Given that Islam believes Jesus was only a prophet (of Allah) and that his disciples were Muslims (verse 111), then the biblical account regarding the identity of Jesus is rejected by Muslims.

There are many Apocryphal and Gnostic gospels, written after the resurrection of Christ Jesus, but I have neither the time nor the inclination to search in extra-biblical writings for any story that reflects what the Quran says about the disciples asking Jesus to miraculously provide a feast from heaven. The genuine gospels make no mention of Jesus asking God to send a table from heaven laden with food to prove that God is “the best of providers”.

God sent us his one, his only Son, from heaven. Jesus is the bread of life. Jesus is the feast from heaven (spiritually speaking). All who believe in him are assured of eternal life:

Whoever believes in the Son has eternal life, but whoever rejects the Son will not see life, for God’s wrath remains on him (John 3:36).

  • Thanks for your efforts. I also think that the event in the Quran does not refer to John 6 and parallel. The question has either no answer, or a specialist in Syriac literature might know something.
    – Jeschu
    Commented Aug 13, 2022 at 10:27

OP: Is a similar account (feast of heaven) related in Christian literature?
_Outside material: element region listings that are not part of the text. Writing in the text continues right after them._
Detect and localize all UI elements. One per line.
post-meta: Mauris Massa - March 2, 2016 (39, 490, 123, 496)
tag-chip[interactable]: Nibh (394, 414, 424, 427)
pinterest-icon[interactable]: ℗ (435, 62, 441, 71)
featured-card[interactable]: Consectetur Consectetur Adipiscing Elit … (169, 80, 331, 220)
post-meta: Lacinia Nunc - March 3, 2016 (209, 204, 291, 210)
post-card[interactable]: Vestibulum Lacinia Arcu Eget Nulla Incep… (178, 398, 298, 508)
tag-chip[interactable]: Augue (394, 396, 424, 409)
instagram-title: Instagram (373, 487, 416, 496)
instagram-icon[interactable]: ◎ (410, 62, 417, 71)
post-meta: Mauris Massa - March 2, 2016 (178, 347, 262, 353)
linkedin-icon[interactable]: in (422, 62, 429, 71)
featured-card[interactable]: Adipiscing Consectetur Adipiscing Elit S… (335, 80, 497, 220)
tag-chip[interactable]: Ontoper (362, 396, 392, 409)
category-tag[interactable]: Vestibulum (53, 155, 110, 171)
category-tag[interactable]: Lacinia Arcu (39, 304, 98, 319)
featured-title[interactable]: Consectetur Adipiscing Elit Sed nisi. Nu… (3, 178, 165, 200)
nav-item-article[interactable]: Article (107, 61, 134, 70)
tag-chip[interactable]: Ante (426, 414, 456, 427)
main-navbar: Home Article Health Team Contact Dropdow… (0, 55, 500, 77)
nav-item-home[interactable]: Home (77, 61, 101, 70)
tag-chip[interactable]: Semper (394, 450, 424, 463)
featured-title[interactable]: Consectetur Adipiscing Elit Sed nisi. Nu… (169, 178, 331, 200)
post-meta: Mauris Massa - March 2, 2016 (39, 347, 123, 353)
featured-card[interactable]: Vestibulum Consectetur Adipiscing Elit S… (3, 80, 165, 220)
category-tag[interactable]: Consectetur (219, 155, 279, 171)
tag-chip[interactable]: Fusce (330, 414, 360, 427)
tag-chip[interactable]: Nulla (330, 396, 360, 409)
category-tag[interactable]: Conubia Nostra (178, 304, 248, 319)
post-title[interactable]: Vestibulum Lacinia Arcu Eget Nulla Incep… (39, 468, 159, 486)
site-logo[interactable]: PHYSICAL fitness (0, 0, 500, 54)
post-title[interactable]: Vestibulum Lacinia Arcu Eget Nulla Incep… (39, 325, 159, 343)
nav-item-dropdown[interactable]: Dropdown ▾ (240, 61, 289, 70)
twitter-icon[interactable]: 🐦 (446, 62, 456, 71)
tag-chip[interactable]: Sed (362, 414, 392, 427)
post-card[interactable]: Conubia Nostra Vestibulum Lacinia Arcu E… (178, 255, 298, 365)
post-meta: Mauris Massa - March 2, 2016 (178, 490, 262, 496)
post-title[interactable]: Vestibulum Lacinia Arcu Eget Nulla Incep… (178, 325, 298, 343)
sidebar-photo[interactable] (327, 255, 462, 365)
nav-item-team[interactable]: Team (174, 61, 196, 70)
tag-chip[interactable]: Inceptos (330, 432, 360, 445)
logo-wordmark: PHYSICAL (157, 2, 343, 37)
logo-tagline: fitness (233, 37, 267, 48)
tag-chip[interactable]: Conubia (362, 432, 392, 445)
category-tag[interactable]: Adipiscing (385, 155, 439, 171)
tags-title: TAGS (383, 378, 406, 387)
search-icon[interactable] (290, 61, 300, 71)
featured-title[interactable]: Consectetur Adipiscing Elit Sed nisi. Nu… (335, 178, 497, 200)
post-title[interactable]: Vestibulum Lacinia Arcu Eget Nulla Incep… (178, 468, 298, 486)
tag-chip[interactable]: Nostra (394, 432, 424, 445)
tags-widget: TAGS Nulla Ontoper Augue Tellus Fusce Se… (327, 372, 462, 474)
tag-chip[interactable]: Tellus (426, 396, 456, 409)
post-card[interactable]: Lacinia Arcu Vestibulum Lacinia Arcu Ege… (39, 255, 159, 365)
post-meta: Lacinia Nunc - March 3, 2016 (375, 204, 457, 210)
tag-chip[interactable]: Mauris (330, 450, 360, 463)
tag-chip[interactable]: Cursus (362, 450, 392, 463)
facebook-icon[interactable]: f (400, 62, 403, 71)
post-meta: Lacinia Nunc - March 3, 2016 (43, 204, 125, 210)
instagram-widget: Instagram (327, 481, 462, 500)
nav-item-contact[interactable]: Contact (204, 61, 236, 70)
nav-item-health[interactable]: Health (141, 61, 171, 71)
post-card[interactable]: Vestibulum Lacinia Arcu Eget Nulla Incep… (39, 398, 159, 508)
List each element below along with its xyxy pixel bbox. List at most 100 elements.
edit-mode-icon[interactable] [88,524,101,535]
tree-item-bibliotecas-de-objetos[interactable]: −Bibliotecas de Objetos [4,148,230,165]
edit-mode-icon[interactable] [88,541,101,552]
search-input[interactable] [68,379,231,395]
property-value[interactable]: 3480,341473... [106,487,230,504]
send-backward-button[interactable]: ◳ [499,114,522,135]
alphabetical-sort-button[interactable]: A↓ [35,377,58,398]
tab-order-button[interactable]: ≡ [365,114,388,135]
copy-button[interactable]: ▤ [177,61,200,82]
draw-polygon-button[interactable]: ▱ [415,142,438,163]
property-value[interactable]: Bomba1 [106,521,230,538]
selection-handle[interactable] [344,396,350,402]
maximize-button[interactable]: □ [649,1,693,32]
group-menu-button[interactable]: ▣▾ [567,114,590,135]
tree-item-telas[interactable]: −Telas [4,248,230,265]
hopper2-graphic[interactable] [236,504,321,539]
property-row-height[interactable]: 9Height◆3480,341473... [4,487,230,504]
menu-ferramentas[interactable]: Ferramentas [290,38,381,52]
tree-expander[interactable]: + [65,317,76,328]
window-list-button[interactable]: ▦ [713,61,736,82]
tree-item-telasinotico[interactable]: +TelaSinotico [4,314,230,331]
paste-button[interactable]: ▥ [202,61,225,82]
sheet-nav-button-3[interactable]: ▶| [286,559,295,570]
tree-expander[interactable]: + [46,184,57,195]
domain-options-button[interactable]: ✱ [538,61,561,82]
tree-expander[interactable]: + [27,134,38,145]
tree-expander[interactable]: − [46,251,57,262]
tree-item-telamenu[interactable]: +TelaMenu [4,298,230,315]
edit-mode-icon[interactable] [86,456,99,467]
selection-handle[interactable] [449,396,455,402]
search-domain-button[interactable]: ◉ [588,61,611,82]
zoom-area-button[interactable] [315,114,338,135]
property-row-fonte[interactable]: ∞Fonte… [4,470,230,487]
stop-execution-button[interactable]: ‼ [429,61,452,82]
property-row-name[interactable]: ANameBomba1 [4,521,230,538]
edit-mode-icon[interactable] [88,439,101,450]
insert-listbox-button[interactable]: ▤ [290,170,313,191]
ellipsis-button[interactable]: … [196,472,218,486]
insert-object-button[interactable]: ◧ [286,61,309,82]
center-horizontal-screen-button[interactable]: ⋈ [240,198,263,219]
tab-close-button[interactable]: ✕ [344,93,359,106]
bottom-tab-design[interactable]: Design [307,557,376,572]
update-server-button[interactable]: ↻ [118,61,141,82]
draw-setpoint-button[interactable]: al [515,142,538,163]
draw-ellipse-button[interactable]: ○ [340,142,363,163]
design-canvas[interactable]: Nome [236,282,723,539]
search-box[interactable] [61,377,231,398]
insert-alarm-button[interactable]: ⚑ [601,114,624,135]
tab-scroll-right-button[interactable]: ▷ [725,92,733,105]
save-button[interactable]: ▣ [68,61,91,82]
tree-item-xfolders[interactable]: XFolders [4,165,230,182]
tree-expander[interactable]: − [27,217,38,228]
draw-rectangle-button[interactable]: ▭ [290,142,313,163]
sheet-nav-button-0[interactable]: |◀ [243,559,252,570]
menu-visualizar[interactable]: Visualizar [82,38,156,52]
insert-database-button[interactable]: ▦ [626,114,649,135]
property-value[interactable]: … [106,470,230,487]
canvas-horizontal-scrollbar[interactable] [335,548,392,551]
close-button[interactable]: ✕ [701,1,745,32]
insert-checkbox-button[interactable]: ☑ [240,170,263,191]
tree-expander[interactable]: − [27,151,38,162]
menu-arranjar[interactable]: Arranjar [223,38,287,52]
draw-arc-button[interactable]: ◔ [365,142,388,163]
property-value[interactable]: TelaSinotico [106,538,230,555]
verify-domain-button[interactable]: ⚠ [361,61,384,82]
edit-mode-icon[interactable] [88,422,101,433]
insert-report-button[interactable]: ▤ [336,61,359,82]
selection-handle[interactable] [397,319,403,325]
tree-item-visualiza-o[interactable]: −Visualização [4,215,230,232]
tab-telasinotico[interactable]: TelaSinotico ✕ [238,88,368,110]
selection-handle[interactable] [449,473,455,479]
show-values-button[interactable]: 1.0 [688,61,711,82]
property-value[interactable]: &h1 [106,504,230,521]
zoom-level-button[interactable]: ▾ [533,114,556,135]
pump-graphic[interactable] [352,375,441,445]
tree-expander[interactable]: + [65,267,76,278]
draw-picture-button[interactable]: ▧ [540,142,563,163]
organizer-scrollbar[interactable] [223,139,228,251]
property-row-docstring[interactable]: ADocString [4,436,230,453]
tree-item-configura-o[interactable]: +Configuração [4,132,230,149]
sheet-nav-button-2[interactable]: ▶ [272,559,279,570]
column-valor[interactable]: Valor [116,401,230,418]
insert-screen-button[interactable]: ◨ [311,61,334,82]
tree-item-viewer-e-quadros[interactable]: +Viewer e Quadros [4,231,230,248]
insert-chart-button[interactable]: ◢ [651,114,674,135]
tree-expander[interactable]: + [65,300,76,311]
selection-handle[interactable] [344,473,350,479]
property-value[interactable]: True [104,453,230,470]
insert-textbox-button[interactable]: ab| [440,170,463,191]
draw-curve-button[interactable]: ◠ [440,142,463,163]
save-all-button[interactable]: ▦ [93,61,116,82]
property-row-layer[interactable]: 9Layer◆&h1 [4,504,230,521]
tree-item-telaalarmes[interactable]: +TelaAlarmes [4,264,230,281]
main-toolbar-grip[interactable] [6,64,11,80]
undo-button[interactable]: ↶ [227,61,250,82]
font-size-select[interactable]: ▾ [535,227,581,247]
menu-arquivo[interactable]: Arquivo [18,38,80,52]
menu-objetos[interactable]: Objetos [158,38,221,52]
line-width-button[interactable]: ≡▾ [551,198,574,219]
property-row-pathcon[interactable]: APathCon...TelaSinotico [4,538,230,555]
Yes, there is. The feast of heaven is a future motif of the promise of blessing to Abraham for all.

And through your descendants all the nations of the earth will be blessed—all because you have obeyed me.” Gen 22:18

And so, Christ speaks of this feast in/of the kingdom of heaven.

And I tell you this, that many Gentiles will come from all over the world—from east and west—and sit down with Abraham, Isaac, and Jacob at the feast in the Kingdom of Heaven. (NLT)

The promise to Abraham and descendants Isaac and Jacob has been fulfilled in Christ the provider.

  • Good reference; I had not considered this link so far. I will have a look on variants and comments to Mt. 8:11 par.